House Minority Leader Nancy Pelosi (D-Calif.) on Sunday dismissed Mitt Romney’s statement that President Obama’s second term is rotting away.
Pelosi said she missed Romney’s appearance on “Meet the Press,” during which the former GOP presidential candidate said Obama’s broken promise that everyone who liked their healthcare plan could keep it has undermined Obama’s presidency.
“I don’t even know why Romney was on that show myself,” she said in an interview on MSNBC. “I want to know what about the future —what about the future. But the fact is that President Obama is a president of great vision, of great knowledge, of great judgment.”
Pelosi noted that Obama led the effort to overhaul the healthcare system, an effort in which former presidents have failed.
The Associated Press reported Sunday that at least 3.5 million people who buy insurance on the individual market have received cancellation notices for existing plans. The administration has consistently noted that the individual market makes up 5 percent of people.
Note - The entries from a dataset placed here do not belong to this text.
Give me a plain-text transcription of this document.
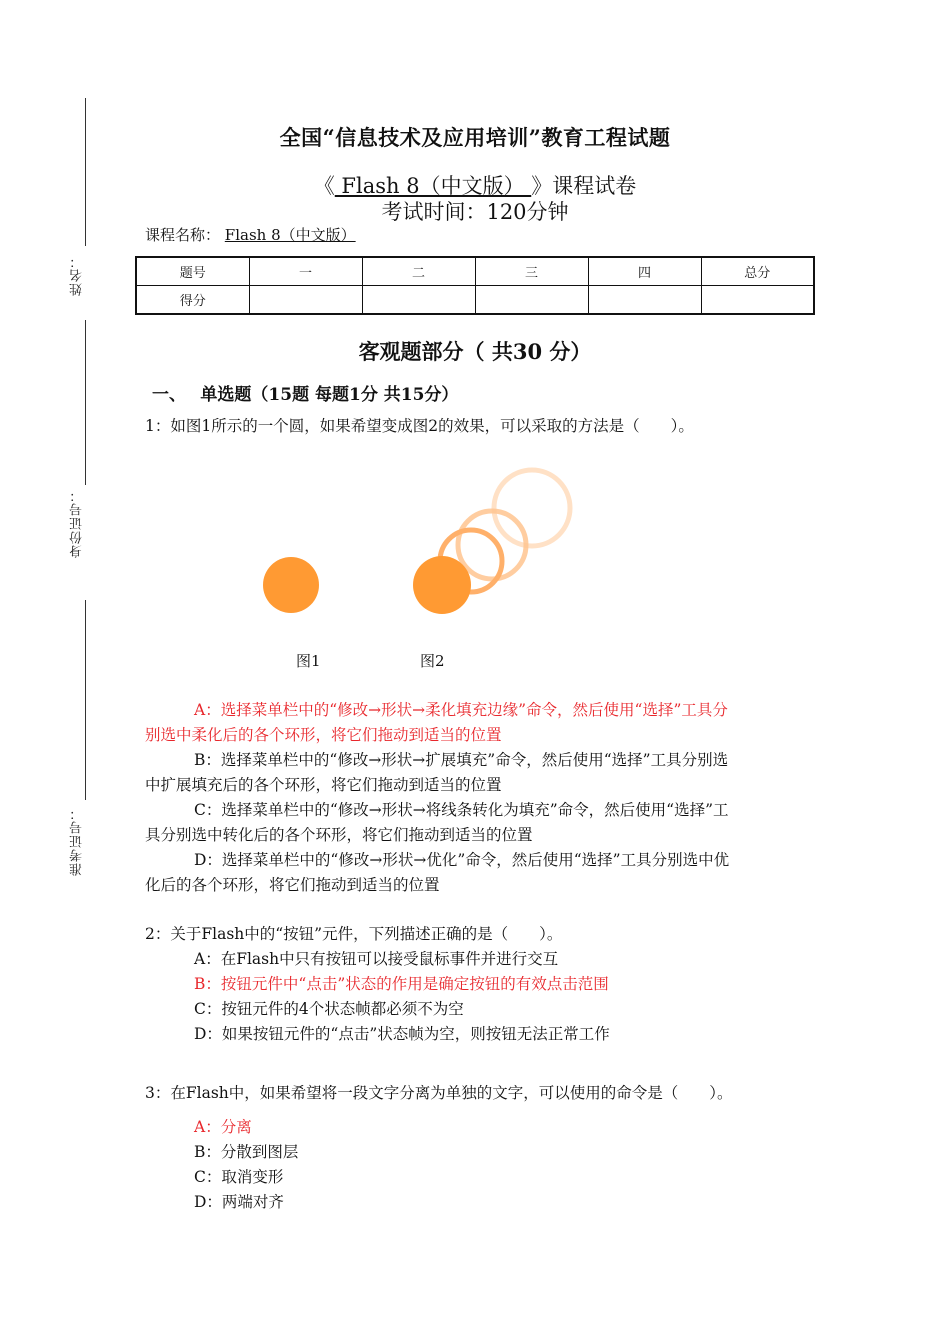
姓名：
身份证号：
准考证号：
全国“信息技术及应用培训”教育工程试题
《 Flash 8（中文版） 》课程试卷
考试时间：120分钟
课程名称： Flash 8（中文版）
题号	一	二	三	四	总分
得分					
客观题部分（ 共30 分）
一、　 单选题（15题 每题1分 共15分）
1：如图1所示的一个圆，如果希望变成图2的效果，可以采取的方法是（　　）。
图1	图2
A：选择菜单栏中的“修改→形状→柔化填充边缘”命令，然后使用“选择”工具分
别选中柔化后的各个环形，将它们拖动到适当的位置
B：选择菜单栏中的“修改→形状→扩展填充”命令，然后使用“选择”工具分别选
中扩展填充后的各个环形，将它们拖动到适当的位置
C：选择菜单栏中的“修改→形状→将线条转化为填充”命令，然后使用“选择”工
具分别选中转化后的各个环形，将它们拖动到适当的位置
D：选择菜单栏中的“修改→形状→优化”命令，然后使用“选择”工具分别选中优
化后的各个环形，将它们拖动到适当的位置
2：关于Flash中的“按钮”元件，下列描述正确的是（　　）。
A：在Flash中只有按钮可以接受鼠标事件并进行交互
B：按钮元件中“点击”状态的作用是确定按钮的有效点击范围
C：按钮元件的4个状态帧都必须不为空
D：如果按钮元件的“点击”状态帧为空，则按钮无法正常工作
3：在Flash中，如果希望将一段文字分离为单独的文字，可以使用的命令是（　　）。
A：分离
B：分散到图层
C：取消变形
D：两端对齐
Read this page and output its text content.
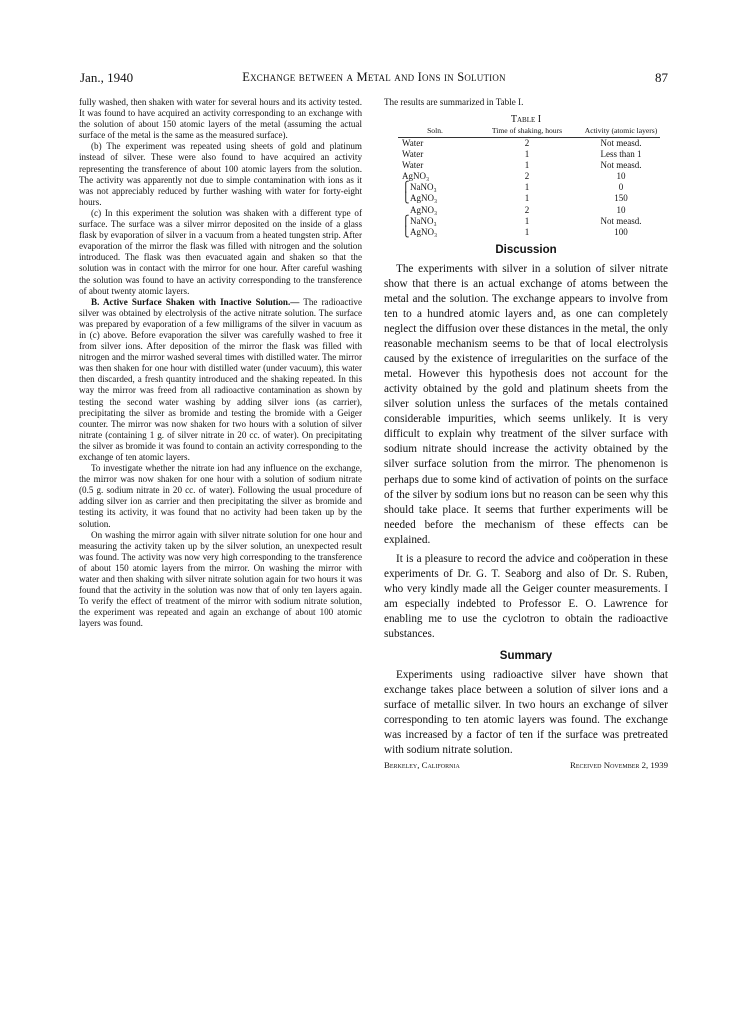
Jan., 1940	Exchange between a Metal and Ions in Solution	87

fully washed, then shaken with water for several hours and its activity tested. It was found to have acquired an activity corresponding to an exchange with the solution of about 150 atomic layers of the metal (assuming the actual surface of the metal is the same as the measured surface).

(b) The experiment was repeated using sheets of gold and platinum instead of silver. These were also found to have acquired an activity representing the transference of about 100 atomic layers from the solution. The activity was apparently not due to simple contamination with ions as it was not appreciably reduced by further washing with water for forty-eight hours.

(c) In this experiment the solution was shaken with a different type of surface. The surface was a silver mirror deposited on the inside of a glass flask by evaporation of silver in a vacuum from a heated tungsten strip. After evaporation of the mirror the flask was filled with nitrogen and the solution introduced. The flask was then evacuated again and shaken so that the solution was in contact with the mirror for one hour. After careful washing the solution was found to have an activity corresponding to the transference of about twenty atomic layers.

B. Active Surface Shaken with Inactive Solution.— The radioactive silver was obtained by electrolysis of the active nitrate solution. The surface was prepared by evaporation of a few milligrams of the silver in vacuum as in (c) above. Before evaporation the silver was carefully washed to free it from silver ions. After deposition of the mirror the flask was filled with nitrogen and the mirror washed several times with distilled water. The mirror was then shaken for one hour with distilled water (under vacuum), this water then discarded, a fresh quantity introduced and the shaking repeated. In this way the mirror was freed from all radioactive contamination as shown by testing the second water washing by adding silver ions (as carrier), precipitating the silver as bromide and testing the bromide with a Geiger counter. The mirror was now shaken for two hours with a solution of silver nitrate (containing 1 g. of silver nitrate in 20 cc. of water). On precipitating the silver as bromide it was found to contain an activity corresponding to the exchange of ten atomic layers.

To investigate whether the nitrate ion had any influence on the exchange, the mirror was now shaken for one hour with a solution of sodium nitrate (0.5 g. sodium nitrate in 20 cc. of water). Following the usual procedure of adding silver ion as carrier and then precipitating the silver as bromide and testing its activity, it was found that no activity had been taken up by the solution.

On washing the mirror again with silver nitrate solution for one hour and measuring the activity taken up by the silver solution, an unexpected result was found. The activity was now very high corresponding to the transference of about 150 atomic layers from the mirror. On washing the mirror with water and then shaking with silver nitrate solution again for two hours it was found that the activity in the solution was now that of only ten layers again. To verify the effect of treatment of the mirror with sodium nitrate solution, the experiment was repeated and again an exchange of about 100 atomic layers was found.

The results are summarized in Table I.

Table I
Soln.	Time of shaking, hours	Activity (atomic layers)
Water	2	Not measd.
Water	1	Less than 1
Water	1	Not measd.
AgNO₃	2	10
⎧NaNO₃	1	0
⎩AgNO₃	1	150
AgNO₃	2	10
⎧NaNO₃	1	Not measd.
⎩AgNO₃	1	100
Discussion

The experiments with silver in a solution of silver nitrate show that there is an actual exchange of atoms between the metal and the solution. The exchange appears to involve from ten to a hundred atomic layers and, as one can completely neglect the diffusion over these distances in the metal, the only reasonable mechanism seems to be that of local electrolysis caused by the existence of irregularities on the surface of the metal. However this hypothesis does not account for the activity obtained by the gold and platinum sheets from the silver solution unless the surfaces of the metals contained considerable impurities, which seems unlikely. It is very difficult to explain why treatment of the silver surface with sodium nitrate should increase the activity obtained by the silver surface solution from the mirror. The phenomenon is perhaps due to some kind of activation of points on the surface of the silver by sodium ions but no reason can be seen why this should take place. It seems that further experiments will be needed before the mechanism of these effects can be explained.

It is a pleasure to record the advice and coöperation in these experiments of Dr. G. T. Seaborg and also of Dr. S. Ruben, who very kindly made all the Geiger counter measurements. I am especially indebted to Professor E. O. Lawrence for enabling me to use the cyclotron to obtain the radioactive substances.

Summary

Experiments using radioactive silver have shown that exchange takes place between a solution of silver ions and a surface of metallic silver. In two hours an exchange of silver corresponding to ten atomic layers was found. The exchange was increased by a factor of ten if the surface was pretreated with sodium nitrate solution.

Berkeley, California	Received November 2, 1939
“For 95 percent of the American people who have health insurance that is the case,” Pelosi said. “For the small number in the private market, they will do better.”
For people with preexisting conditions, Pelosi called the healthcare law a “godsend, emphasis on the God.”
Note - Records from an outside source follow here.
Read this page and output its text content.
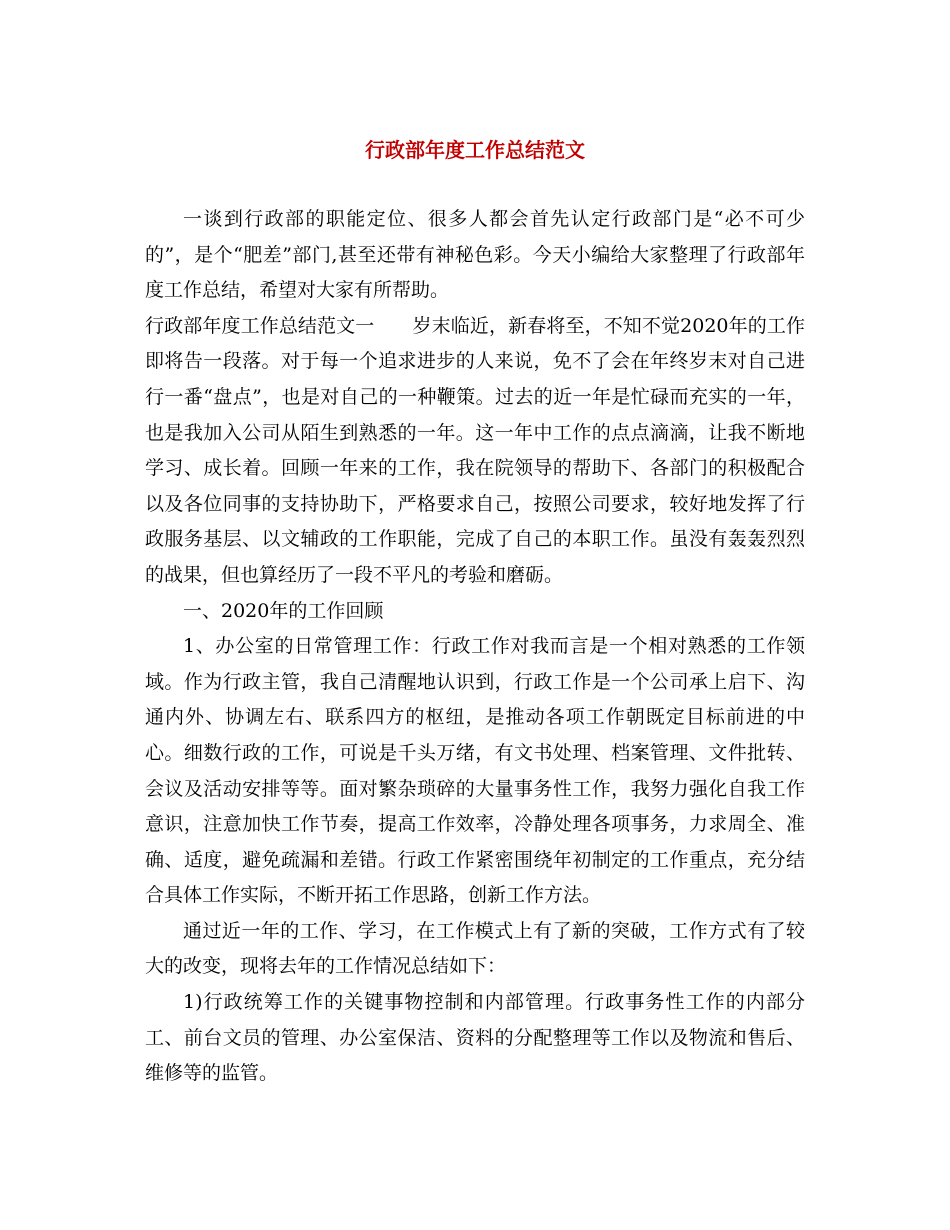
行政部年度工作总结范文

一谈到行政部的职能定位、很多人都会首先认定行政部门是“必不可少的”，是个“肥差”部门,甚至还带有神秘色彩。今天小编给大家整理了行政部年度工作总结，希望对大家有所帮助。

行政部年度工作总结范文一 岁末临近，新春将至，不知不觉2020年的工作即将告一段落。对于每一个追求进步的人来说，免不了会在年终岁末对自己进行一番“盘点”，也是对自己的一种鞭策。过去的近一年是忙碌而充实的一年，也是我加入公司从陌生到熟悉的一年。这一年中工作的点点滴滴，让我不断地学习、成长着。回顾一年来的工作，我在院领导的帮助下、各部门的积极配合以及各位同事的支持协助下，严格要求自己，按照公司要求，较好地发挥了行政服务基层、以文辅政的工作职能，完成了自己的本职工作。虽没有轰轰烈烈的战果，但也算经历了一段不平凡的考验和磨砺。

一、2020年的工作回顾

1、办公室的日常管理工作：行政工作对我而言是一个相对熟悉的工作领域。作为行政主管，我自己清醒地认识到，行政工作是一个公司承上启下、沟通内外、协调左右、联系四方的枢纽，是推动各项工作朝既定目标前进的中心。细数行政的工作，可说是千头万绪，有文书处理、档案管理、文件批转、会议及活动安排等等。面对繁杂琐碎的大量事务性工作，我努力强化自我工作意识，注意加快工作节奏，提高工作效率，冷静处理各项事务，力求周全、准确、适度，避免疏漏和差错。行政工作紧密围绕年初制定的工作重点，充分结合具体工作实际，不断开拓工作思路，创新工作方法。

通过近一年的工作、学习，在工作模式上有了新的突破，工作方式有了较大的改变，现将去年的工作情况总结如下：

1)行政统筹工作的关键事物控制和内部管理。行政事务性工作的内部分工、前台文员的管理、办公室保洁、资料的分配整理等工作以及物流和售后、维修等的监管。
Pelosi predicted that the healthcare law, and its botched rollout, will not be an issue in the 2014 midterm elections.
“I don’t even think of it as a political issue,” she said. “But for the American people this will be a giant plus.”
The minority leader reiterated her point that Democrats have a better chance of winning back the House in the midterms because fallout hitting Republicans due to the government shutdown.
Heading into the House-Senate budget conference that has a December deadline to come up with a spending plan, Pelosi said revenue will need to be on the table and predicted Obama and others in the conference would hold firm.
“I think we will all stay there together,” she said. “If you have revenue on the table, you can come to a bigger agreement to reduce the deficit and grow the economy to do so in a fiscally sound way.”